Esta situación contrastó con lo sucedido hace un año, cuando los líderes morenistas fueron relegados detrás de una valla; entonces se comentó que fue una especie de “castigo” de parte de la mandataria por el “desaire” que le hicieron en mayo durante otro evento en el Zócalo.
No obstante, durante su alocución, Sheinbaum lanzó algunas “indirectas” a los dirigentes de su partido que gustan de los lujos y privilegios, aunque ello se contraponga con el principio de la austeridad republicana, uno de los estandartes de su movimiento.
Sin embargo, al concluir su intervención, se acercó a estrechar la mano de Adán Augusto López, líder de los senadores, a quien se atribuye la operación política para la caída de Alejandro Gertz Manero y la unción de Ernestina Godoy en la Fiscalía General de la República; posteriormente saludo a la presidenta del partido, Luisa Alcalde, para al final abrazar efusivamente a López Beltrán.
Testigo de esta “reconciliación” de la mandataria con los líderes de su partido, el coordinador de los diputados de Morena, Ricardo Monreal fue cuestionado sobre el significado de este suceso, a lo que el zacatecano aseguró que nunca hubo “un castigo” de Sheinbaum hacia ellos, sin embargo, consideró que es muy generosa al permitirles esta vez, estar cerca de ella.

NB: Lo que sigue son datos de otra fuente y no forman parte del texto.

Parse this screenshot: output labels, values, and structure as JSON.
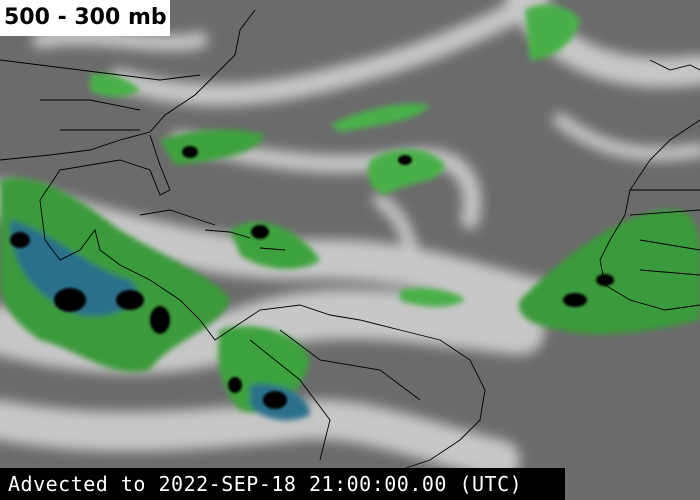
{
  "title": "500 - 300 mb",
  "timestamp": "Advected to 2022-SEP-18 21:00:00.00 (UTC)"
}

-Ya no estuvieron en el “corralito” ahora, ¿verdad?
“Ya no, ya la Presidenta es muy generosa siempre. Hoy estuvimos en una actitud muy amplia, sin estar cercados”, soltó Monreal entre risas.
-¿Ya les levantó el castigo?
“Nunca nos ha castigado, y yo siento que fue la logística, pero ella ahora se filmó muy bien y dijo: ‘no quiero que pongan ese corralito a los legisladores, así es de que déjenlos libres’. Y así fue, libres”, dijo.